In Iraq, where the US strikes have gone on for far longer and Washington is supporting government efforts to advance, Islamic State militants are changing tactics, ditching conspicuous convoys in favor of motorcycles and planting their black flags on civilian homes to confuse target spotters.
Witnesses and tribal sources in Islamic State-controlled areas report fewer militant checkpoints to weed out "apostates" and less cell phone use.
Islamic State elements "abandoned one of their biggest headquarters in the village" when they heard the air strike campaign was likely to target their area, said a tribal sheikh from a village south of Kirkuk.

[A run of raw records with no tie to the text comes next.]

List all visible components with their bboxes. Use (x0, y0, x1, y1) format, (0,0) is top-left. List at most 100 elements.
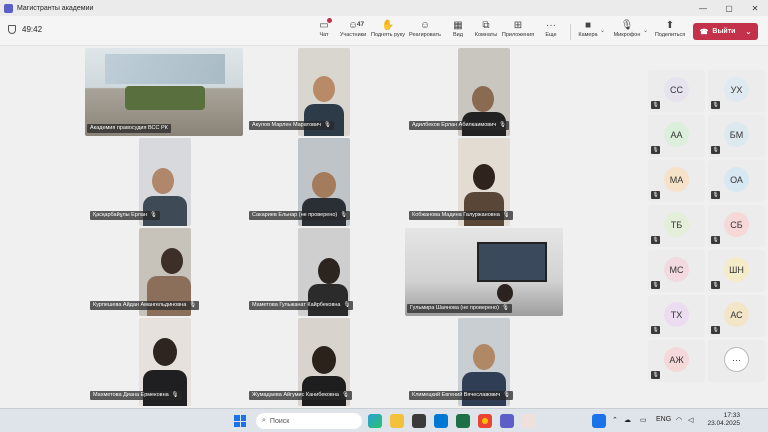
start-button[interactable] (234, 415, 246, 427)
maximize-button[interactable]: ▢ (716, 4, 742, 13)
video-tile[interactable]: Академия правосудия ВСС РК (85, 48, 243, 136)
mic-muted-icon: 🎙 (340, 212, 348, 218)
mic-muted-icon: 🎙 (711, 191, 720, 199)
paint-icon[interactable] (522, 414, 536, 428)
mic-muted-icon: 🎙 (651, 191, 660, 199)
mic-muted-icon: 🎙 (149, 212, 157, 218)
camera-icon: ■ (584, 20, 592, 31)
file-explorer-icon[interactable] (390, 414, 404, 428)
avatar: УХ (724, 77, 749, 102)
participant-name-label: Гульмира Шаянова (не проверено) 🎙 (407, 304, 512, 313)
rooms-icon: ⧉ (482, 20, 490, 31)
avatar: ··· (724, 347, 749, 372)
microphone-icon: 🎙 (620, 20, 634, 31)
taskbar-search[interactable]: ⌕ Поиск (256, 413, 362, 429)
participant-avatar-tile[interactable]: УХ 🎙 (708, 70, 765, 112)
minimize-button[interactable]: — (690, 4, 716, 13)
avatar: АС (724, 302, 749, 327)
wifi-icon[interactable]: ◠ (676, 416, 682, 424)
mic-muted-icon: 🎙 (711, 281, 720, 289)
participant-avatar-tile[interactable]: ТХ 🎙 (648, 295, 705, 337)
avatar: ОА (724, 167, 749, 192)
more-button[interactable]: ··· Еще (534, 19, 568, 45)
mic-muted-icon: 🎙 (501, 305, 509, 311)
chat-icon: ▭ (319, 18, 332, 32)
close-window-button[interactable]: ✕ (742, 4, 768, 13)
mic-muted-icon: 🎙 (651, 101, 660, 109)
avatar: МА (664, 167, 689, 192)
participant-head (497, 284, 513, 302)
chrome-icon[interactable] (478, 414, 492, 428)
cloud-icon[interactable]: ☁ (624, 416, 631, 424)
language-indicator[interactable]: ENG (656, 416, 671, 423)
participant-head (312, 172, 336, 198)
participant-avatar-tile[interactable]: ШН 🎙 (708, 250, 765, 292)
conference-table (125, 86, 205, 110)
more-participants-tile[interactable]: ··· (708, 340, 765, 382)
mic-muted-icon: 🎙 (499, 122, 507, 128)
participant-name-label: Жумадаева Айгумис Канибековна 🎙 (249, 391, 352, 400)
timer-text: 49:42 (22, 25, 43, 34)
camera-options-chevron-icon[interactable]: ⌄ (600, 27, 605, 34)
rooms-button[interactable]: ⧉ Комнаты (469, 19, 503, 45)
leave-button[interactable]: ☎ Выйти ⌄ (693, 23, 758, 40)
participant-name-label: Кобжанова Мадина Галуржановна 🎙 (409, 211, 513, 220)
apps-button[interactable]: ⊞ Приложения (501, 19, 535, 45)
participant-avatar-tile[interactable]: СС 🎙 (648, 70, 705, 112)
participant-head (161, 248, 183, 274)
teams-icon[interactable] (500, 414, 514, 428)
apps-icon: ⊞ (513, 20, 523, 31)
edge-icon[interactable] (368, 414, 382, 428)
mic-muted-icon: 🎙 (341, 392, 349, 398)
volume-icon[interactable]: ◁ (688, 416, 693, 424)
participant-name-label: Маметова Гульжанат Кайрбековна 🎙 (249, 301, 354, 310)
react-button[interactable]: ☺ Реагировать (408, 19, 442, 45)
participant-avatar-tile[interactable]: СБ 🎙 (708, 205, 765, 247)
mic-muted-icon: 🎙 (324, 122, 332, 128)
avatar: МС (664, 257, 689, 282)
microphone-options-chevron-icon[interactable]: ⌄ (643, 27, 648, 34)
participant-avatar-tile[interactable]: БМ 🎙 (708, 115, 765, 157)
mic-muted-icon: 🎙 (651, 371, 660, 379)
mic-muted-icon: 🎙 (711, 101, 720, 109)
usb-icon[interactable]: ▭ (640, 416, 647, 424)
participant-avatar-tile[interactable]: АС 🎙 (708, 295, 765, 337)
participant-avatar-tile[interactable]: АА 🎙 (648, 115, 705, 157)
unread-badge (326, 18, 332, 23)
meeting-timer: 49:42 (8, 25, 42, 34)
participant-name-label: Климецкий Евгений Вячеславович 🎙 (409, 391, 514, 400)
windows-logo-icon (234, 415, 240, 421)
participant-body (464, 192, 504, 226)
excel-icon[interactable] (456, 414, 470, 428)
video-tile[interactable]: Гульмира Шаянова (не проверено) 🎙 (405, 228, 563, 316)
microphone-tray-icon[interactable] (592, 414, 606, 428)
participants-button[interactable]: ☺ 47 Участники (336, 19, 370, 45)
avatar: ТХ (664, 302, 689, 327)
share-button[interactable]: ⬆ Поделиться (653, 19, 687, 45)
participant-name-label: Академия правосудия ВСС РК (87, 124, 171, 133)
window-title: Магистранты академии (17, 4, 94, 12)
participant-avatar-tile[interactable]: АЖ 🎙 (648, 340, 705, 382)
windows-taskbar: ⌕ Поиск ⌃ ☁ ▭ ENG ◠ ◁ 17:33 23.04.2025 (0, 408, 768, 432)
participant-avatar-tile[interactable]: ОА 🎙 (708, 160, 765, 202)
title-bar: Магистранты академии — ▢ ✕ (0, 0, 768, 16)
mail-icon[interactable] (434, 414, 448, 428)
participant-head (472, 86, 494, 112)
clock-date: 23.04.2025 (707, 420, 740, 427)
chevron-up-icon[interactable]: ⌃ (612, 416, 618, 424)
participant-body (304, 104, 344, 136)
system-clock[interactable]: 17:33 23.04.2025 (700, 412, 740, 428)
leave-options-chevron-icon[interactable]: ⌄ (745, 28, 751, 36)
participant-head (473, 164, 495, 190)
mic-muted-icon: 🎙 (343, 302, 351, 308)
react-icon: ☺ (419, 20, 431, 31)
raise-hand-button[interactable]: ✋ Поднять руку (371, 19, 405, 45)
teams-logo-icon (4, 3, 13, 13)
raise-hand-icon: ✋ (381, 20, 395, 31)
participant-avatar-tile[interactable]: ТБ 🎙 (648, 205, 705, 247)
app-icon[interactable] (412, 414, 426, 428)
avatar: СС (664, 77, 689, 102)
participant-avatar-tile[interactable]: МА 🎙 (648, 160, 705, 202)
microphone-button[interactable]: 🎙 Микрофон (610, 19, 644, 45)
participant-avatar-tile[interactable]: МС 🎙 (648, 250, 705, 292)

"They took all their furniture, vehicles and weapons. Then they planted roadside bombs and destroyed the headquarters," said the sheikh who declined to be identified. "They don't move in military convoys like before. Instead they use motorcycles, bicycles, and if necessary, they use camouflaged cars."
Tribal and local intelligence sources said an air strike on Thursday near Bashir town, 20 km (12 miles) south of Kirkuk, had killed two local senior Islamic State leaders while they were receiving a group of militants from Syria and Mosul. Ongoing fighting makes it impossible to verify the reports.
Sheikh Anwar al-Assy al-Obeidi, the head of a large tribe in Kirkuk and across Iraq, told Reuters there were now fewer killings because fighters could not operate as openly.
"They were executing people like drinking water ... Now the air strikes are very active and have decreased the (militants') ability," said Obeidi, who fled to Iraqi Kurdish-held territory this summer after Islamic State blew up his home.